Nous nous retrouvions en plein cauchemar. La voiture nous emportait, Taverner et moi, vers « Three Gables » et j’avais l’impression de revivre des minutes que j’avais déjà vécues aux côtés de l’inspecteur. Cette randonnée ressemblait tellement à une autre que nous avions faite ensemble peu auparavant !

De temps à autre, il jurait. Pour moi, à intervalles presque réguliers, je répétais stupidement une même phrase : « Ainsi, ce n’était pas Laurence et Brenda ! » À dire le vrai, avais-je jamais cru à leur culpabilité ? J’avais été heureux de faire semblant d’y croire. Parce que ça m’arrangeait, parce que cela m’épargnait d’envisager d’autres hypothèses, auxquelles je ne voulais même pas songer.

Ils s’aimaient. Romanesques, ils s’étaient écrit des lettres débordant de sentimentalité et passablement ridicules. Ils s’étaient laissé aller à espérer que le vieil époux de Brenda ne tarderait pas à s’éteindre en paix, mais on pouvait se demander s’ils avaient vraiment souhaité sa mort. J’avais comme une vague idée, que l’un comme l’autre, ils devaient, au fond d’eux-mêmes, préférer les traverses et les désespoirs d’un amour contrarié aux certitudes banales de la vie conjugale. Brenda n’était pas une créature dévorée de passion. Indolente, manquant d’énergie, ce qu’elle désirait, c’était seulement un peu de roman. Quant à Laurence, il était, lui aussi, de ces êtres plus épris de rêves qu’ils ordonnent à leur gré que de satisfactions immédiates et concrètes. Ils avaient été pris dans un piège et, fous de terreur, incapables d’en sortir. Brenda détruisit vraisemblablement les lettres de Laurence, puisqu’on ne les avait pas découvertes mais Laurence, lui, poussant à l’extrême la stupidité, garda celles qu’il avait reçues de Brenda. Il n’était pas possible qu’il eût machiné l’attentat de la buanderie. Le coupable se cachait encore derrière un masque.

Un policeman, que je ne connaissais pas, nous accueillit dans le hall. Il salua Taverner, qui l’entraîna dans un coin.

Mon attention fut attirée par des bagages, signe évident d’un départ imminent. J’étais en train de les examiner quand Clemency parut. Elle portait sa robe rouge avec une veste de tweed et un chapeau de feutre.

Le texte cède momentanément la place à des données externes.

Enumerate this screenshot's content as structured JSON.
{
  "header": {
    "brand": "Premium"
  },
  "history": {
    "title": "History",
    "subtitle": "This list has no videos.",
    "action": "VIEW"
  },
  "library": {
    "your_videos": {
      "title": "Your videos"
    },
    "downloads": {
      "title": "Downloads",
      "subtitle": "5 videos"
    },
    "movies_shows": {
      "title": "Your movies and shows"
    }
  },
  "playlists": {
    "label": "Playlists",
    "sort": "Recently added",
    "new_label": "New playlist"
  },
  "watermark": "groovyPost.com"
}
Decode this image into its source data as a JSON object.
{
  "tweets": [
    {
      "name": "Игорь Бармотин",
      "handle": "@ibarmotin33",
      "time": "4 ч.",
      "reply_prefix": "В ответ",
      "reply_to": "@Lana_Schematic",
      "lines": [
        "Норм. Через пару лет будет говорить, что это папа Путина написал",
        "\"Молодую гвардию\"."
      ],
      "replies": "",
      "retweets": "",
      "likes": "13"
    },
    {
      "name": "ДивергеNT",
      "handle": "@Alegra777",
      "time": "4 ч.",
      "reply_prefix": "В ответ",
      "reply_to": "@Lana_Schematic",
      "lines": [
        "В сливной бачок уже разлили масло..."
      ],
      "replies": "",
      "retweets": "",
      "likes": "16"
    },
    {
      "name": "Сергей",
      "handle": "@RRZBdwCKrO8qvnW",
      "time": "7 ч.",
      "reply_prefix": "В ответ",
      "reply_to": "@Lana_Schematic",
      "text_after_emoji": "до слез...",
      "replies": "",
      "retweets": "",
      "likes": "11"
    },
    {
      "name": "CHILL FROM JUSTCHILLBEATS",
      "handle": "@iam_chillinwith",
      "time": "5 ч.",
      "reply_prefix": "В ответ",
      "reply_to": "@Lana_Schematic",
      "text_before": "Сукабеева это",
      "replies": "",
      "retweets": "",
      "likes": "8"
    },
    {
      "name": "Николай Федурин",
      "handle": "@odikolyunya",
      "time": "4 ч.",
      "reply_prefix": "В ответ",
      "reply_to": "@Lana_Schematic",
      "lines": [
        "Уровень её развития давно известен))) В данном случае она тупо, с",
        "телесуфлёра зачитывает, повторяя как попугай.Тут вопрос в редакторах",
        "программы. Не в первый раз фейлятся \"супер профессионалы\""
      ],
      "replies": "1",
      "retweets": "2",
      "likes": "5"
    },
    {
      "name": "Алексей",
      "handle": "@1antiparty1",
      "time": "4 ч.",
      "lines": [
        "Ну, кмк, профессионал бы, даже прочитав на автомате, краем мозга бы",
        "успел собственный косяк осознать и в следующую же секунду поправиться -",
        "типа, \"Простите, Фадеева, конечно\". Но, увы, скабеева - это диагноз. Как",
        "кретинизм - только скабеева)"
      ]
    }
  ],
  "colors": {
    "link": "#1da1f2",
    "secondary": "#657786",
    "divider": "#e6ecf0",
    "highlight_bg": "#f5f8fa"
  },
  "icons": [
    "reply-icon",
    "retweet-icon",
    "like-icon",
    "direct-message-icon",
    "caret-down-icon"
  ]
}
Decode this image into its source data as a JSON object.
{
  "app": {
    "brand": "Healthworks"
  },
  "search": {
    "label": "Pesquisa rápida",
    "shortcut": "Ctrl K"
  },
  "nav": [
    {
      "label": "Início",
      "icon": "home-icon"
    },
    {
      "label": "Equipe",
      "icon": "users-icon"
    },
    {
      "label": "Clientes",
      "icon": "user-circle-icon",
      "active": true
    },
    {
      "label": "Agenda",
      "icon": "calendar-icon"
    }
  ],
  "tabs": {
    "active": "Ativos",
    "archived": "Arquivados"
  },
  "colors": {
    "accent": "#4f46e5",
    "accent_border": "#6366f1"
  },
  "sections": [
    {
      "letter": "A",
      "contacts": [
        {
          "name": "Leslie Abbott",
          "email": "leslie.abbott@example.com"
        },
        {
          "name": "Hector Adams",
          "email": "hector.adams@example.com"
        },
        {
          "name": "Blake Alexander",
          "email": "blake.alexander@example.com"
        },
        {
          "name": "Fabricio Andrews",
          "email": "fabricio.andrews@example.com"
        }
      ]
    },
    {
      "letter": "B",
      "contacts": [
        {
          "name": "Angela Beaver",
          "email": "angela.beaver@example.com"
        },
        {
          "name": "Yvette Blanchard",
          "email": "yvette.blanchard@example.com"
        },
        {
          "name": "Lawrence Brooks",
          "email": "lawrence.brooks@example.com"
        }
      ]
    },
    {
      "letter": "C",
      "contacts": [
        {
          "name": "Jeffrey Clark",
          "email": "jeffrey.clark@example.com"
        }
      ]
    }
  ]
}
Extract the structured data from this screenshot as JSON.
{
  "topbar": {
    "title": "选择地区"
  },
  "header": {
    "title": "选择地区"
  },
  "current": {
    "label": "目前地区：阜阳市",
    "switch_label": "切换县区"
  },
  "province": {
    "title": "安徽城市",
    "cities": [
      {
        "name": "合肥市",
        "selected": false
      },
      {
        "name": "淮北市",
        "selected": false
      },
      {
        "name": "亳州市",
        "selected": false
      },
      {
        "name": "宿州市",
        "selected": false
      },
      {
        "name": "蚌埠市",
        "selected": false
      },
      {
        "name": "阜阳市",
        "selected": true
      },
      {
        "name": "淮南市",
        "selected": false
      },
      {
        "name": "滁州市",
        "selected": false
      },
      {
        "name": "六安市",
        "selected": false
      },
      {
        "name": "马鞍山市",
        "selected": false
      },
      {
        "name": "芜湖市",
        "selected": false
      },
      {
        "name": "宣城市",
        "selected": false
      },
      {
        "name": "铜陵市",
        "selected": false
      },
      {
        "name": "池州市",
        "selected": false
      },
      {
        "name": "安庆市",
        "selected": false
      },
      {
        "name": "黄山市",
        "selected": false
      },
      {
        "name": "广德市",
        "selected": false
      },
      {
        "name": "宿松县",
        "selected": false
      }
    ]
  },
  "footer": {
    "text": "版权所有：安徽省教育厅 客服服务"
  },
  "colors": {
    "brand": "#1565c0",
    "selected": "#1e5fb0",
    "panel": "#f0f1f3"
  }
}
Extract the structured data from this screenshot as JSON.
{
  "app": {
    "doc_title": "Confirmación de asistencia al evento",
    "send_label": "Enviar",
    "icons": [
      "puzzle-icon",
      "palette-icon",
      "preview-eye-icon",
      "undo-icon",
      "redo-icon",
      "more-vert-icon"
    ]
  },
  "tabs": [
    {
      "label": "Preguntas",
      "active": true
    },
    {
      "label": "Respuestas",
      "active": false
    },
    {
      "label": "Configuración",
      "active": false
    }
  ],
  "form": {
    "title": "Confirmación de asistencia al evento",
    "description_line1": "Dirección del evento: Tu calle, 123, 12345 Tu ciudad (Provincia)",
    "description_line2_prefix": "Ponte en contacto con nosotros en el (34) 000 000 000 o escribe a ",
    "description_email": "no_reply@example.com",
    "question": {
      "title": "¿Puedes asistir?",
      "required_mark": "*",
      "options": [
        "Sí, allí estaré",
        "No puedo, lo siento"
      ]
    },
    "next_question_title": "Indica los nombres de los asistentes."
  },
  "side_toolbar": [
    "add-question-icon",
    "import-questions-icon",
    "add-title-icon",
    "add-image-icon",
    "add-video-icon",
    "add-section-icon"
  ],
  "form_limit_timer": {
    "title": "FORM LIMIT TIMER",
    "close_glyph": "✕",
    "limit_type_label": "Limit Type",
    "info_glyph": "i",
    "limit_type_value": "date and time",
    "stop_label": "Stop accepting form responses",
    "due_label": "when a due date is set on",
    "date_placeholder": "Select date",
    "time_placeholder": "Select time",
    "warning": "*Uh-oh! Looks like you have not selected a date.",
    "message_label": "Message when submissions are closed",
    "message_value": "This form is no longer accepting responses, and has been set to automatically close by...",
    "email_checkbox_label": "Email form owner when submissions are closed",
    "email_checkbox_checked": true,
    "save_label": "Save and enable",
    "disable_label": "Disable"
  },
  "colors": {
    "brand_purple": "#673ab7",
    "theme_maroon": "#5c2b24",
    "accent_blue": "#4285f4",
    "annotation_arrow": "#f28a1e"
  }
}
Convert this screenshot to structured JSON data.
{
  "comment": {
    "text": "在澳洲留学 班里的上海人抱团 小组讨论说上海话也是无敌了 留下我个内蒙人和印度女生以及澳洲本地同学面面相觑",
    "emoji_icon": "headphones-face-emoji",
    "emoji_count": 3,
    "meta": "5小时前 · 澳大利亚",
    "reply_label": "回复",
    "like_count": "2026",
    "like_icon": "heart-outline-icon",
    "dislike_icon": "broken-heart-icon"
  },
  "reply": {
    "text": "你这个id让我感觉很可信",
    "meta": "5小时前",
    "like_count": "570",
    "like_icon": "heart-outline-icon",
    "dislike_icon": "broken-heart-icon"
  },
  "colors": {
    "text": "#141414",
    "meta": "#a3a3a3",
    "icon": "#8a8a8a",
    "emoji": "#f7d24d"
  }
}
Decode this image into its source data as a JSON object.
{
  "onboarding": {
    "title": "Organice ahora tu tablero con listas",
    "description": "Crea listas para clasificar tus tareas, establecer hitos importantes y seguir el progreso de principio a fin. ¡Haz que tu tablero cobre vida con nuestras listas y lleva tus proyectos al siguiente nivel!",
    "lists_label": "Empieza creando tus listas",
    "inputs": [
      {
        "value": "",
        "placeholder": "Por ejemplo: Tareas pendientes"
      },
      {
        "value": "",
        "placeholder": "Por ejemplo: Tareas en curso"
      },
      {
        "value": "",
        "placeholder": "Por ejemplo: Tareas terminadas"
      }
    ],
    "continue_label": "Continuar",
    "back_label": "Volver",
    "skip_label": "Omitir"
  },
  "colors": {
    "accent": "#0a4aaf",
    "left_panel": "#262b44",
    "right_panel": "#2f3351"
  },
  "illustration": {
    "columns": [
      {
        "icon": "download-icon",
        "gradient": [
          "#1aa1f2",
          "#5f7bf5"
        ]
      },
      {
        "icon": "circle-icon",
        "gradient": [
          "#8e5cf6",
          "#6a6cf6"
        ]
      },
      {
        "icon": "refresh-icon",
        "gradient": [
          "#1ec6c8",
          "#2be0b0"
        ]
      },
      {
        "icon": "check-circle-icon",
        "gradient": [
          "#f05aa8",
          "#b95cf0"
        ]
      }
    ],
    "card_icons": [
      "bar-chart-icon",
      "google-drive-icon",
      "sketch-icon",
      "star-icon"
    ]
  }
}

— Vous arrivez juste à temps pour nous dire au revoir ! me dit-elle.

— Vous partez ?

— Nous couchons à Londres ce soir. Notre avion prend l’air demain matin, à la première heure.

Elle souriait. Ses yeux, pourtant, semblaient refléter une certaine inquiétude.

— Mais, dis-je, il n’est pas possible que vous partiez aujourd’hui !

— Et pourquoi donc ?

Sa voix était dure.

— Avec cette mort.

— La mort de Nannie n’a rien à voir avec nous !

— Peut-être que non ! Pourtant…

— Pourquoi dites-vous : « Peut-être que non ! » ? Il n’y a pas de « peut-être » ! Roger et moi, nous étions en haut, en train de finir nos bagages. Nous n’avons pas paru au rez-de-chaussée durant tout le temps que le chocolat est resté sur la table…

— Vous pouvez le prouver ?

— Je réponds de Roger et Roger répond de moi.

— C’est peu !… N’oubliez pas que vous êtes mari et femme !

Elle s’emporta.

— Vous êtes impossible, Charles ! Roger et moi, nous nous en allons… vers une vie nouvelle. Pourquoi diable voudriez-vous que nous eussions empoisonné une brave fille un peu bornée qui ne nous a jamais fait aucun mal ?

— Ce n’était peut-être pas à elle que le poison était destiné !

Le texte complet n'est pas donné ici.